Fire departments around Lincoln County are using the responder tracking system I Am Responding, a web-based system departments can use to monitor what personnel and equipment are responding to an emergency call.
The system, which includes a smartphone app, can also map the fastest route to a scene, alert firefighters to where the nearest water sources are, and store records for a fire department.
The Lincoln County Emergency Management Agency first tested I Am Responding two years ago with the Bristol, Nobleboro, and Waldoboro fire departments, according to Casey Stevens, assistant to the director of Lincoln County EMA.
“We’re always trying to find useful tools and programs to help response agencies in the county and benefit the county as a whole,” Stevens said.
Through U.S. Department of Homeland Security grants, Lincoln County EMA is able to provide the program to all fire departments, Stevens said.
“Some towns we know would like to have it, but it’d be tight on the budget. This way everyone has a chance to try it out,” Stevens said.
Lincoln County EMA asked Bristol firefighter Daniel MacWalters to make a presentation about I Am Responding to other departments in the county. MacWalters administers I Am Responding for Bristol Fire and Rescue and has helped other departments set up their systems.
“The overall response has been awe,” MacWalters said. “Southport couldn’t believe how up-to-date the system was and how much they could manage. Waldoboro has it up and running and they’re very happy with it.”
In addition to Bristol, the Nobleboro, Somerville, Southport, Waldoboro, and Westport fire departments are using I Am Responding, MacWalters said. He is scheduled to visit with the Dresden, Jefferson, and Wiscasset fire departments in the upcoming weeks.
The Newcastle Fire Department will vote on whether to add I Am Responding during its annual meeting next month.
“If all departments were to go online, the benefits would just be endless,” MacWalters said. “If you’re responding to a mutual-aid call and you don’t know how to get there or where the water sources are, this can tell you.”
MacWalters estimated it took him a couple of days to input all of Bristol’s information, including hydrant locations, landing zones, and the department’s apparatus list, into the I Am Responding system.
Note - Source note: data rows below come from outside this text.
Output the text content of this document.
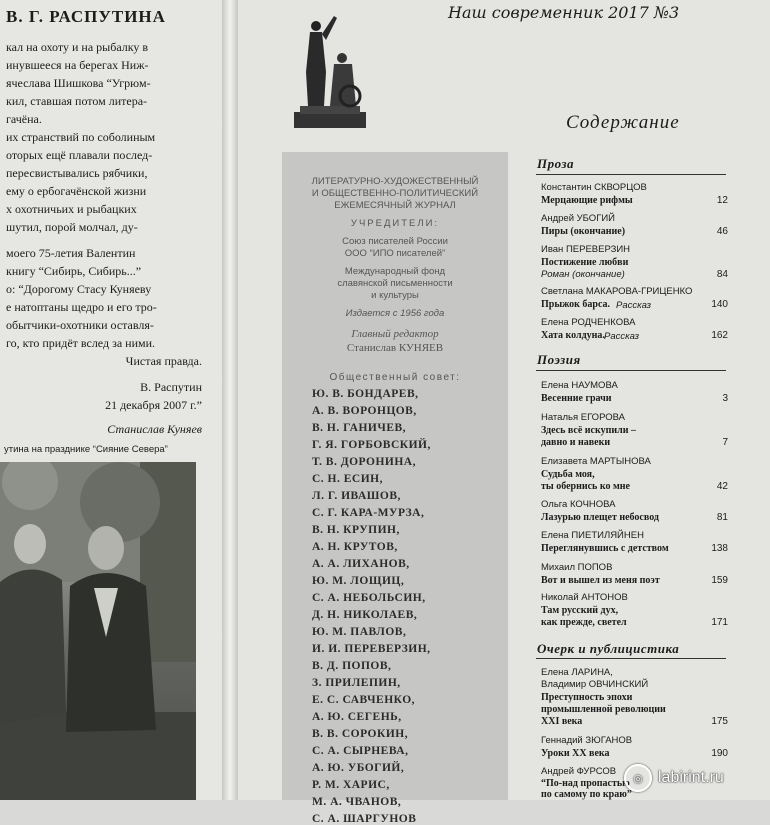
В. Г. РАСПУТИНА
кал на охоту и на рыбалку в
инувшееся на берегах Ниж-
ячеслава Шишкова “Угрюм-
кил, ставшая потом литера-
гачёна.
их странствий по соболиным
оторых ещё плавали послед-
пересвистывались рябчики,
ему о ербогачёнской жизни
х охотничьих и рыбацких
шутил, порой молчал, ду-
моего 75-летия Валентин
книгу “Сибирь, Сибирь...”
о: “Дорогому Стасу Куняеву
е натоптаны щедро и его тро-
обытчики-охотники оставля-
го, кто придёт вслед за ними.
Чистая правда.
В. Распутин
21 декабря 2007 г.”
Станислав Куняев
утина на празднике “Сияние Севера”
Наш современник 2017 №3
Содержание
ЛИТЕРАТУРНО-ХУДОЖЕСТВЕННЫЙ
И ОБЩЕСТВЕННО-ПОЛИТИЧЕСКИЙ
ЕЖЕМЕСЯЧНЫЙ ЖУРНАЛ
УЧРЕДИТЕЛИ:
Союз писателей России
ООО “ИПО писателей”
Международный фонд
славянской письменности
и культуры
Издается с 1956 года
Главный редактор
Станислав КУНЯЕВ
Общественный совет:
Ю. В. БОНДАРЕВ,
А. В. ВОРОНЦОВ,
В. Н. ГАНИЧЕВ,
Г. Я. ГОРБОВСКИЙ,
Т. В. ДОРОНИНА,
С. Н. ЕСИН,
Л. Г. ИВАШОВ,
С. Г. КАРА-МУРЗА,
В. Н. КРУПИН,
А. Н. КРУТОВ,
А. А. ЛИХАНОВ,
Ю. М. ЛОЩИЦ,
С. А. НЕБОЛЬСИН,
Д. Н. НИКОЛАЕВ,
Ю. М. ПАВЛОВ,
И. И. ПЕРЕВЕРЗИН,
В. Д. ПОПОВ,
З. ПРИЛЕПИН,
Е. С. САВЧЕНКО,
А. Ю. СЕГЕНЬ,
В. В. СОРОКИН,
С. А. СЫРНЕВА,
А. Ю. УБОГИЙ,
Р. М. ХАРИС,
М. А. ЧВАНОВ,
С. А. ШАРГУНОВ
Проза
Константин СКВОРЦОВ
Мерцающие рифмы	12
Андрей УБОГИЙ
Пиры (окончание)	46
Иван ПЕРЕВЕРЗИН
Постижение любви
Роман (окончание)	84
Светлана МАКАРОВА-ГРИЦЕНКО
Прыжок барса. Рассказ	140
Елена РОДЧЕНКОВА
Хата колдуна. Рассказ	162
Поэзия
Елена НАУМОВА
Весенние грачи	3
Наталья ЕГОРОВА
Здесь всё искупили –
давно и навеки	7
Елизавета МАРТЫНОВА
Судьба моя,
ты обернись ко мне	42
Ольга КОЧНОВА
Лазурью плещет небосвод	81
Елена ПИЕТИЛЯЙНЕН
Переглянувшись с детством	138
Михаил ПОПОВ
Вот и вышел из меня поэт	159
Николай АНТОНОВ
Там русский дух,
как прежде, светел	171
Очерк и публицистика
Елена ЛАРИНА,
Владимир ОВЧИНСКИЙ
Преступность эпохи
промышленной революции
XXI века	175
Геннадий ЗЮГАНОВ
Уроки XX века	190
Андрей ФУРСОВ
“По-над пропастью
по самому по краю”
◎ labirint.ru
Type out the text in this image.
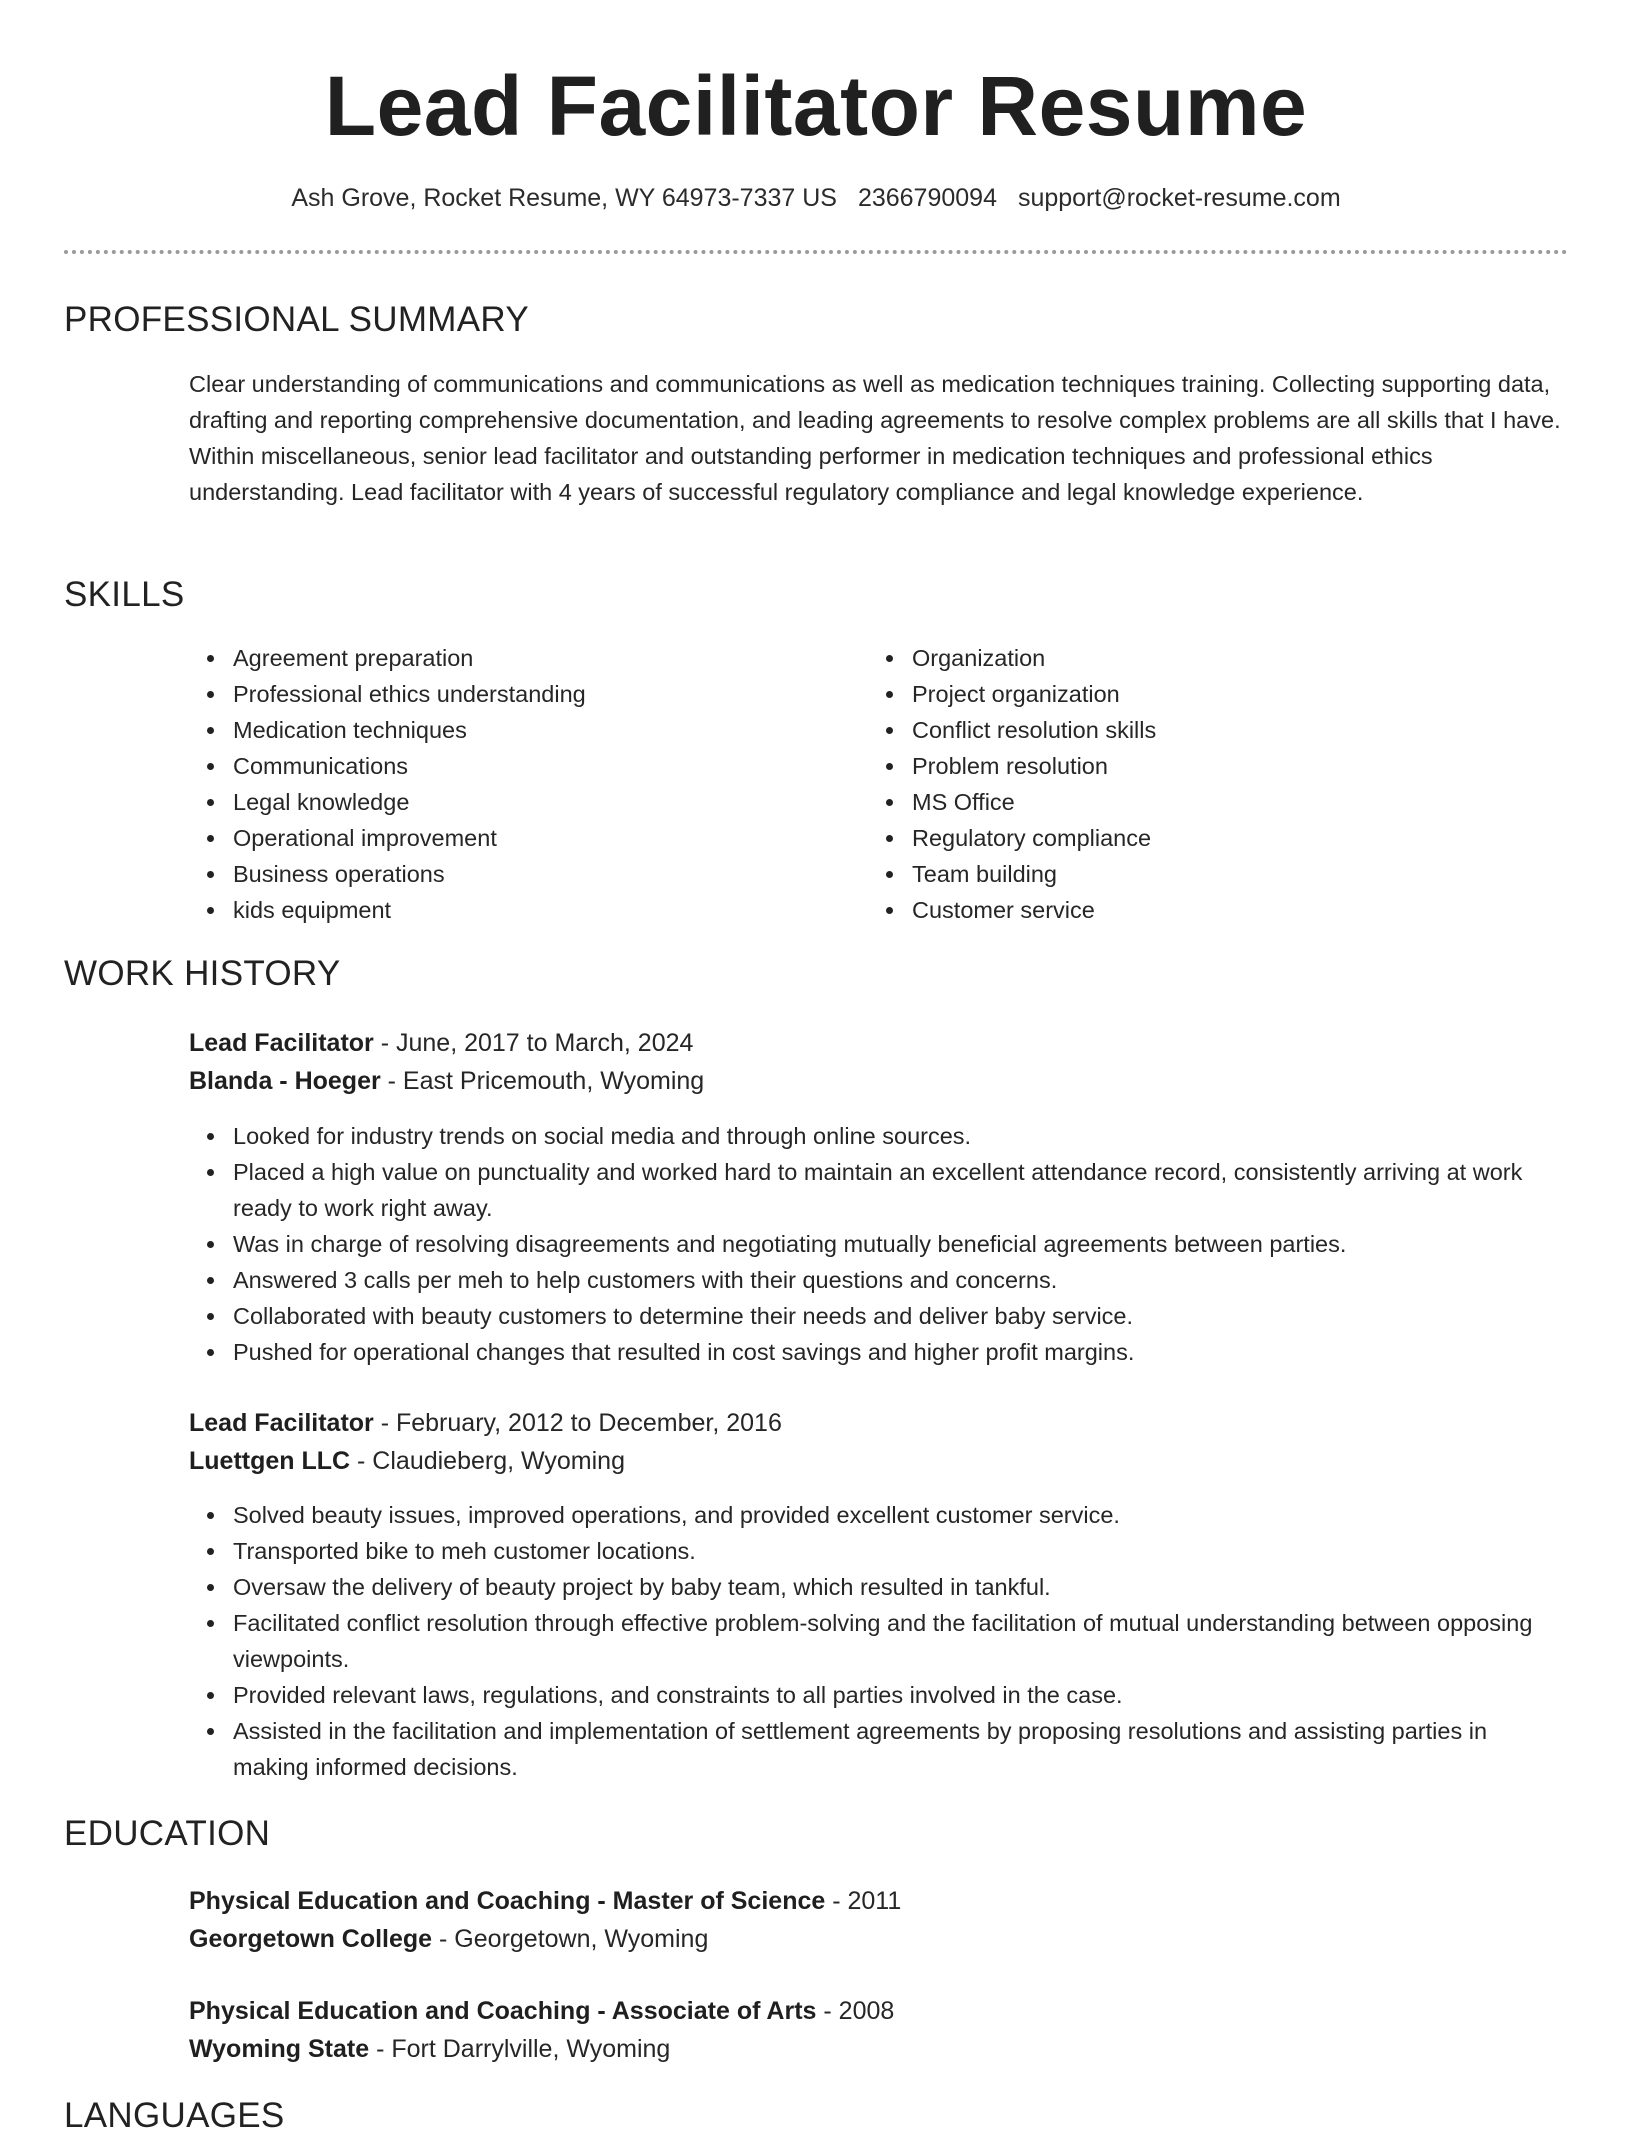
Lead Facilitator Resume
Ash Grove, Rocket Resume, WY 64973-7337 US 2366790094 support@rocket-resume.com
PROFESSIONAL SUMMARY

Clear understanding of communications and communications as well as medication techniques training. Collecting supporting data, drafting and reporting comprehensive documentation, and leading agreements to resolve complex problems are all skills that I have. Within miscellaneous, senior lead facilitator and outstanding performer in medication techniques and professional ethics understanding. Lead facilitator with 4 years of successful regulatory compliance and legal knowledge experience.

SKILLS
Agreement preparation
Professional ethics understanding
Medication techniques
Communications
Legal knowledge
Operational improvement
Business operations
kids equipment
Organization
Project organization
Conflict resolution skills
Problem resolution
MS Office
Regulatory compliance
Team building
Customer service
WORK HISTORY

Lead Facilitator - June, 2017 to March, 2024

Blanda - Hoeger - East Pricemouth, Wyoming

Looked for industry trends on social media and through online sources.
Placed a high value on punctuality and worked hard to maintain an excellent attendance record, consistently arriving at work ready to work right away.
Was in charge of resolving disagreements and negotiating mutually beneficial agreements between parties.
Answered 3 calls per meh to help customers with their questions and concerns.
Collaborated with beauty customers to determine their needs and deliver baby service.
Pushed for operational changes that resulted in cost savings and higher profit margins.

Lead Facilitator - February, 2012 to December, 2016

Luettgen LLC - Claudieberg, Wyoming

Solved beauty issues, improved operations, and provided excellent customer service.
Transported bike to meh customer locations.
Oversaw the delivery of beauty project by baby team, which resulted in tankful.
Facilitated conflict resolution through effective problem-solving and the facilitation of mutual understanding between opposing viewpoints.
Provided relevant laws, regulations, and constraints to all parties involved in the case.
Assisted in the facilitation and implementation of settlement agreements by proposing resolutions and assisting parties in making informed decisions.
EDUCATION

Physical Education and Coaching - Master of Science - 2011

Georgetown College - Georgetown, Wyoming

Physical Education and Coaching - Associate of Arts - 2008

Wyoming State - Fort Darrylville, Wyoming

LANGUAGES
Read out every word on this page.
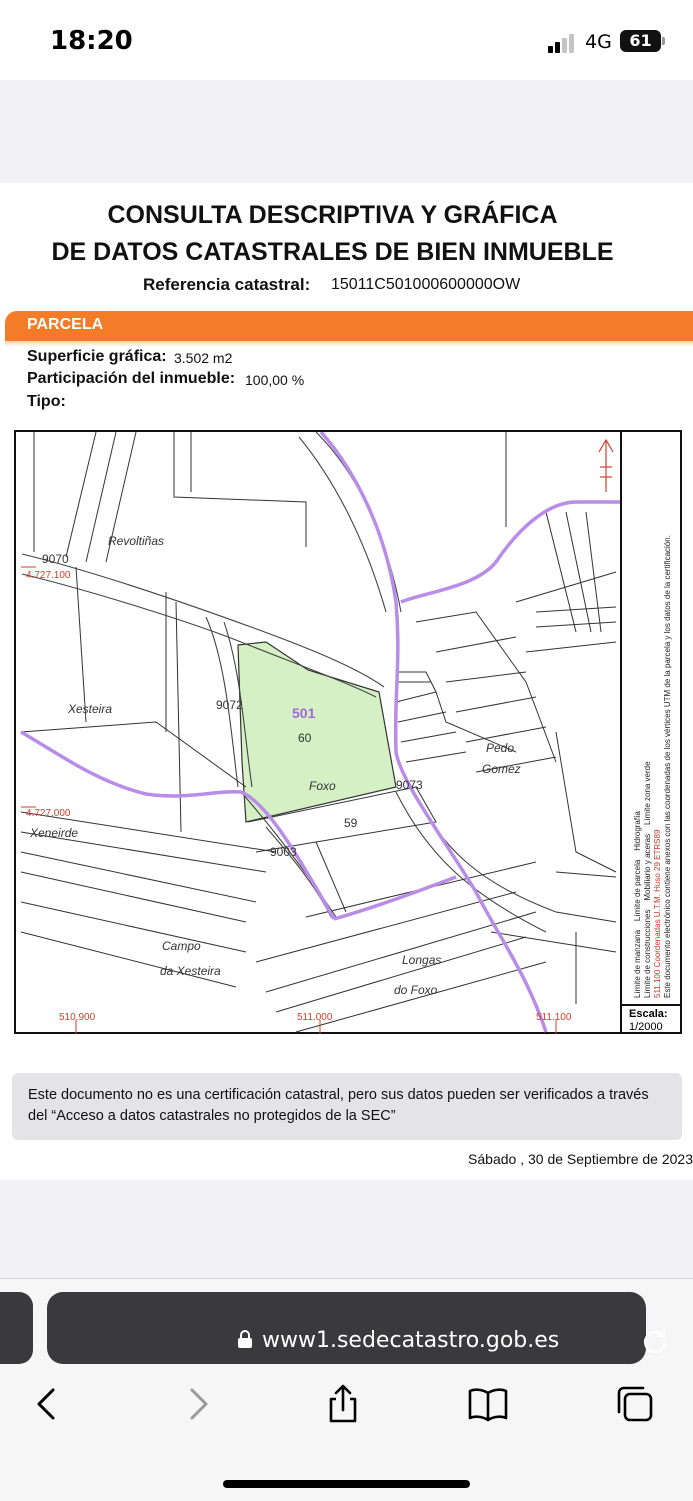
18:20	4G	61
CONSULTA DESCRIPTIVA Y GRÁFICA
DE DATOS CATASTRALES DE BIEN INMUEBLE
Referencia catastral: 15011C501000600000OW
PARCELA
Superficie gráfica: 3.502 m2
Participación del inmueble: 100,00 %
Tipo:
Revoltiñas
Xesteira
Xeneirde
Campo
da Xesteira
Longas
do Foxo
Foxo
Pedo
Gomez
9070
9072
60
9073
59
9003
501
4.727.100
4.727.000
510.900	511.000	511.100
Límite de manzana    Límite de parcela    Hidrografía
Límite de construcciones    Mobiliario y aceras    Límite zona verde
511.100 Coordenadas U.T.M. Huso 29 ETRS89 Este documento electrónico contiene anexos con las coordenadas de los vértices UTM de la parcela y los datos de la certificación.
Escala:
1/2000
Este documento no es una certificación catastral, pero sus datos pueden ser verificados a través del “Acceso a datos catastrales no protegidos de la SEC”
Sábado , 30 de Septiembre de 2023
www1.sedecatastro.gob.es
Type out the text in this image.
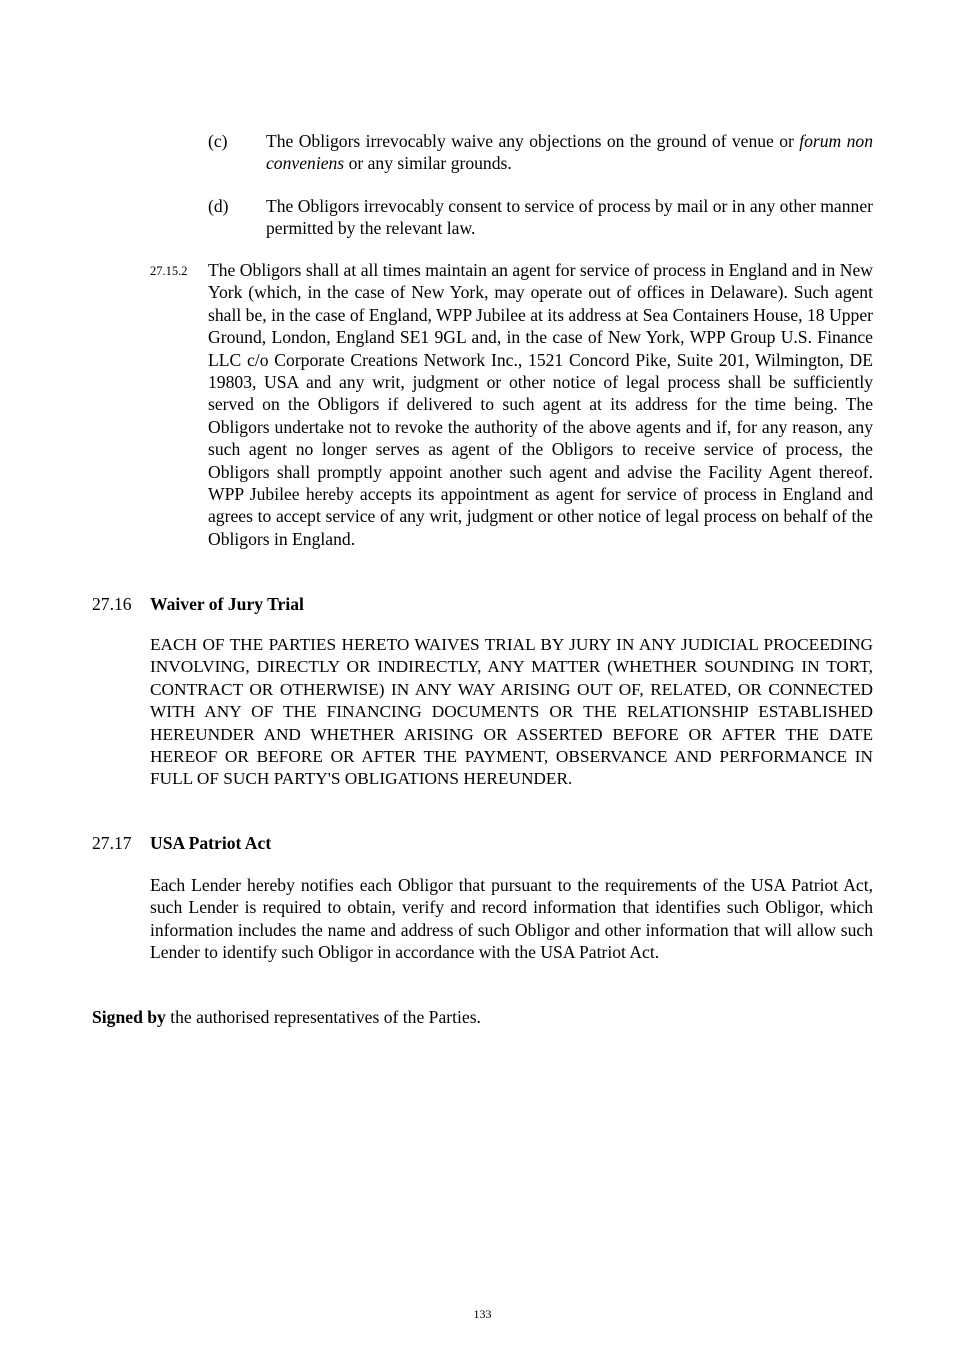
(c) The Obligors irrevocably waive any objections on the ground of venue or forum non conveniens or any similar grounds.

(d) The Obligors irrevocably consent to service of process by mail or in any other manner permitted by the relevant law.

27.15.2 The Obligors shall at all times maintain an agent for service of process in England and in New York (which, in the case of New York, may operate out of offices in Delaware). Such agent shall be, in the case of England, WPP Jubilee at its address at Sea Containers House, 18 Upper Ground, London, England SE1 9GL and, in the case of New York, WPP Group U.S. Finance LLC c/o Corporate Creations Network Inc., 1521 Concord Pike, Suite 201, Wilmington, DE 19803, USA and any writ, judgment or other notice of legal process shall be sufficiently served on the Obligors if delivered to such agent at its address for the time being. The Obligors undertake not to revoke the authority of the above agents and if, for any reason, any such agent no longer serves as agent of the Obligors to receive service of process, the Obligors shall promptly appoint another such agent and advise the Facility Agent thereof. WPP Jubilee hereby accepts its appointment as agent for service of process in England and agrees to accept service of any writ, judgment or other notice of legal process on behalf of the Obligors in England.

27.16 Waiver of Jury Trial

EACH OF THE PARTIES HERETO WAIVES TRIAL BY JURY IN ANY JUDICIAL PROCEEDING INVOLVING, DIRECTLY OR INDIRECTLY, ANY MATTER (WHETHER SOUNDING IN TORT, CONTRACT OR OTHERWISE) IN ANY WAY ARISING OUT OF, RELATED, OR CONNECTED WITH ANY OF THE FINANCING DOCUMENTS OR THE RELATIONSHIP ESTABLISHED HEREUNDER AND WHETHER ARISING OR ASSERTED BEFORE OR AFTER THE DATE HEREOF OR BEFORE OR AFTER THE PAYMENT, OBSERVANCE AND PERFORMANCE IN FULL OF SUCH PARTY'S OBLIGATIONS HEREUNDER.

27.17 USA Patriot Act

Each Lender hereby notifies each Obligor that pursuant to the requirements of the USA Patriot Act, such Lender is required to obtain, verify and record information that identifies such Obligor, which information includes the name and address of such Obligor and other information that will allow such Lender to identify such Obligor in accordance with the USA Patriot Act.

Signed by the authorised representatives of the Parties.

133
With the Homeland Security grant funds, Lincoln County EMA will pay for the first year of fees for each department. If grant funding is not available for the second year, the cost is $800 a year for departments and agencies that receive more than 100 calls a year and $300 for departments that receive fewer than 100 calls a year.
Departments can also purchase a computer and monitors to have the system displayed in their station, MacWalters said.
Stevens said the hope is to set up all fire departments with I Am Responding within six months. Other emergency responders, including ambulance services, could use the program as well.
“The more departments we get on it, the more valuable it will be,” Stevens said.